I sometimes get comments on Gary Explains that Geekbench is better optimized for one system and not another, leading to a disparity in scores between desktop and mobile. I asked Poole if Geekbench is equally optimized for all systems, “absolutely, we spend a lot of time [on that].”
“Let’s say as an example we’ve gone and written a NEON version of a function, we don’t want to take that NEON version and try and grafted on to an SSE version,” he explains. “We try to write things in a way that’s natural for the specific instruction set, that leverages the advantages, and is mindful of the disadvantages of that instruction set. So that we get something that should be comparable across both platforms.”
Hardware acceleration, optimization, and the ‘Hardware Computer Museum’
Processors, whether in desktops, laptops, or smartphones, tend to have hardware acceleration for different tasks like cryptography, or video encoding/decoding. Plus there are special instructions sets like SSE and AVX on x86-64, or NEON and SVE on Arm chips. I asked Poole, what Geekbench’s approach to hardware acceleration is. The first point he made was that Geekbench doesn’t include any specific video encoding tests. This isn’t because they don’t want to include them, but because all the modern video encoding systems need to be licensed and have patents attached to them. So for the moment, Primate Labs has steered clear of them.

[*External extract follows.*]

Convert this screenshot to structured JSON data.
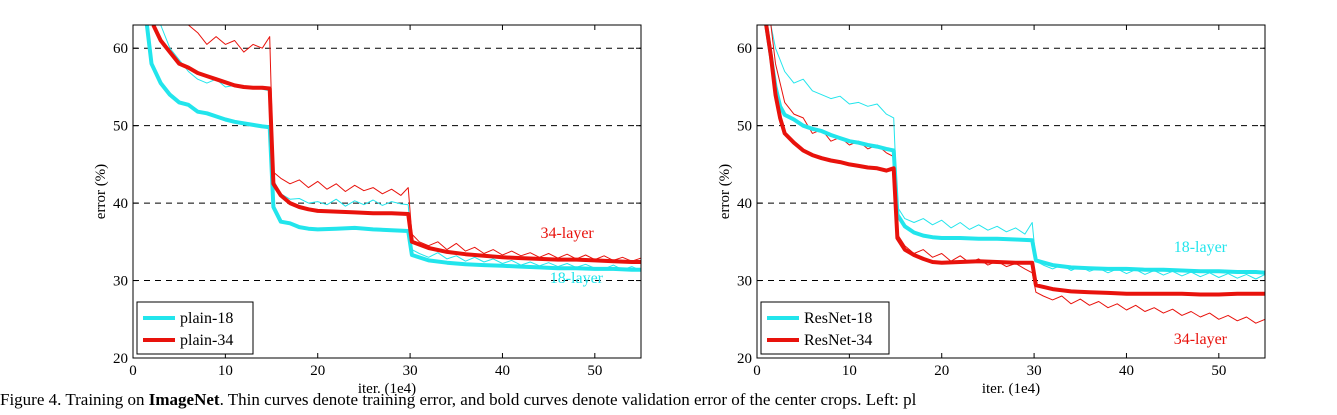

But for other tests like an Instagram-style filter test, the engineers use what a common application would use, so for Arm that would be NEON (and SVE is coming soon, maybe in Geekbench 6.1), and for x86-64 that means SSE and AVX2.
Primate Labs takes the development of Geekbench seriously — and Geekbench 6 is no exception.

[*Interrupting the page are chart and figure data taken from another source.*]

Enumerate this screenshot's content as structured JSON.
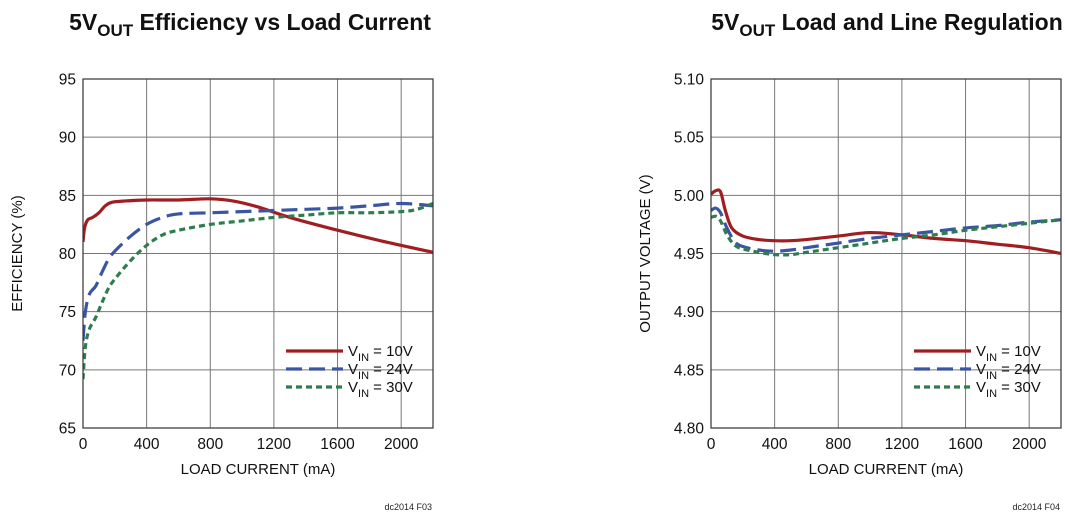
{
  "chart_data": [
    {
      "type": "line",
      "title": {
        "prefix": "5V",
        "sub": "OUT",
        "rest": " Efficiency vs Load Current"
      },
      "xlabel": "LOAD CURRENT (mA)",
      "ylabel": "EFFICIENCY (%)",
      "xlim": [
        0,
        2200
      ],
      "ylim": [
        65,
        95
      ],
      "xticks": [
        0,
        400,
        800,
        1200,
        1600,
        2000
      ],
      "yticks": [
        65,
        70,
        75,
        80,
        85,
        90,
        95
      ],
      "grid": true,
      "legend_position": "bottom-right",
      "footnote": "dc2014 F03",
      "series": [
        {
          "prefix": "V",
          "sub": "IN",
          "rest": " = 10V",
          "color": "#a01e22",
          "dash": "solid",
          "x": [
            0,
            10,
            30,
            60,
            100,
            140,
            180,
            250,
            400,
            600,
            800,
            950,
            1100,
            1300,
            1600,
            1900,
            2200
          ],
          "y": [
            81.0,
            82.2,
            82.9,
            83.1,
            83.5,
            84.1,
            84.4,
            84.5,
            84.6,
            84.6,
            84.7,
            84.5,
            84.0,
            83.1,
            82.0,
            81.0,
            80.1
          ]
        },
        {
          "prefix": "V",
          "sub": "IN",
          "rest": " = 24V",
          "color": "#3a56a3",
          "dash": "long",
          "x": [
            0,
            15,
            40,
            80,
            120,
            160,
            200,
            300,
            400,
            500,
            600,
            800,
            1000,
            1200,
            1400,
            1600,
            1800,
            2000,
            2200
          ],
          "y": [
            72.5,
            75.0,
            76.5,
            77.2,
            78.4,
            79.5,
            80.2,
            81.5,
            82.5,
            83.1,
            83.4,
            83.5,
            83.6,
            83.7,
            83.8,
            83.9,
            84.1,
            84.3,
            84.1
          ]
        },
        {
          "prefix": "V",
          "sub": "IN",
          "rest": " = 30V",
          "color": "#2e7d4f",
          "dash": "short",
          "x": [
            0,
            15,
            40,
            80,
            120,
            160,
            200,
            300,
            400,
            500,
            600,
            800,
            1000,
            1200,
            1400,
            1600,
            1800,
            2000,
            2100,
            2200
          ],
          "y": [
            69.2,
            72.0,
            73.5,
            74.5,
            75.8,
            77.0,
            77.8,
            79.4,
            80.7,
            81.6,
            82.0,
            82.5,
            82.8,
            83.1,
            83.3,
            83.5,
            83.5,
            83.6,
            83.8,
            84.3
          ]
        }
      ]
    },
    {
      "type": "line",
      "title": {
        "prefix": "5V",
        "sub": "OUT",
        "rest": " Load and Line Regulation"
      },
      "xlabel": "LOAD CURRENT (mA)",
      "ylabel": "OUTPUT VOLTAGE (V)",
      "xlim": [
        0,
        2200
      ],
      "ylim": [
        4.8,
        5.1
      ],
      "xticks": [
        0,
        400,
        800,
        1200,
        1600,
        2000
      ],
      "yticks": [
        4.8,
        4.85,
        4.9,
        4.95,
        5.0,
        5.05,
        5.1
      ],
      "grid": true,
      "legend_position": "bottom-right",
      "footnote": "dc2014 F04",
      "series": [
        {
          "prefix": "V",
          "sub": "IN",
          "rest": " = 10V",
          "color": "#a01e22",
          "dash": "solid",
          "x": [
            0,
            30,
            60,
            90,
            130,
            200,
            300,
            400,
            500,
            600,
            800,
            1000,
            1200,
            1400,
            1600,
            1800,
            2000,
            2200
          ],
          "y": [
            5.001,
            5.004,
            5.003,
            4.987,
            4.972,
            4.965,
            4.962,
            4.961,
            4.961,
            4.962,
            4.965,
            4.968,
            4.966,
            4.963,
            4.961,
            4.958,
            4.955,
            4.95
          ]
        },
        {
          "prefix": "V",
          "sub": "IN",
          "rest": " = 24V",
          "color": "#3a56a3",
          "dash": "long",
          "x": [
            0,
            30,
            60,
            100,
            150,
            200,
            300,
            400,
            500,
            600,
            800,
            1000,
            1200,
            1400,
            1600,
            1800,
            2000,
            2200
          ],
          "y": [
            4.987,
            4.989,
            4.985,
            4.972,
            4.96,
            4.956,
            4.953,
            4.952,
            4.953,
            4.955,
            4.959,
            4.963,
            4.966,
            4.969,
            4.972,
            4.974,
            4.977,
            4.979
          ]
        },
        {
          "prefix": "V",
          "sub": "IN",
          "rest": " = 30V",
          "color": "#2e7d4f",
          "dash": "short",
          "x": [
            0,
            30,
            60,
            100,
            150,
            200,
            300,
            400,
            500,
            600,
            800,
            1000,
            1200,
            1400,
            1600,
            1800,
            2000,
            2200
          ],
          "y": [
            4.981,
            4.982,
            4.978,
            4.966,
            4.957,
            4.954,
            4.951,
            4.949,
            4.949,
            4.951,
            4.955,
            4.959,
            4.963,
            4.966,
            4.97,
            4.973,
            4.976,
            4.979
          ]
        }
      ]
    }
  ]
}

“We work with hardware companies, the ones who authored or implement the instructions, we work with them to make sure that what we’ve got is not necessarily the very best that it can be, but that it’s a fair and representative sampling of what the instructions usage might be,” Poole explained. “We do that with all the various instruction sets that we support, so whether it’s NEON on the Arm side, whether it’s AVX on the x86 side, we try and make sure that what we have written is fair and reasonable.”

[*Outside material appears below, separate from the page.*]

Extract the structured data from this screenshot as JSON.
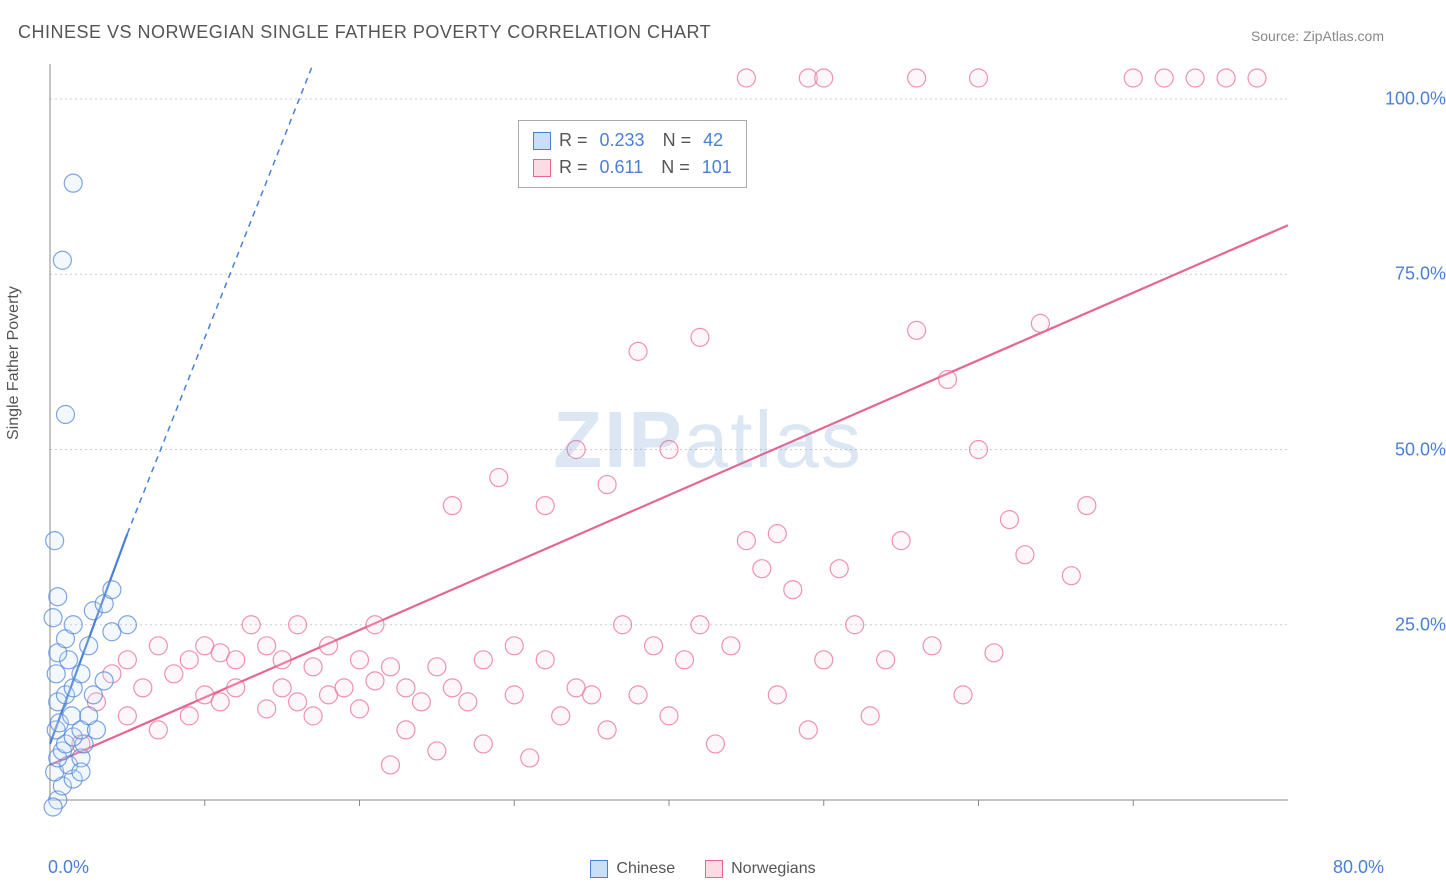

All of the big decisions are made in Primate Labs’ testing and development environment — nicknamed “The Hardware Computer Museum” — which houses over 150 test devices, from an Intel Core Duo system right up to Raptor Lake systems (i.e. using an Intel 13th-generation of Core processor). I joked with Poole that I would really like to see a tour of that lab! He agreed that a tour of the lab and their development process would be useful “because I think it would swage a lot of those fears that people have about Geekbench being a black box, ‘who knows what goes into it?’”
Tour or no tour, Poole is very clear about how seriously they take the development of Geekbench — and Geekbench 6 is no exception.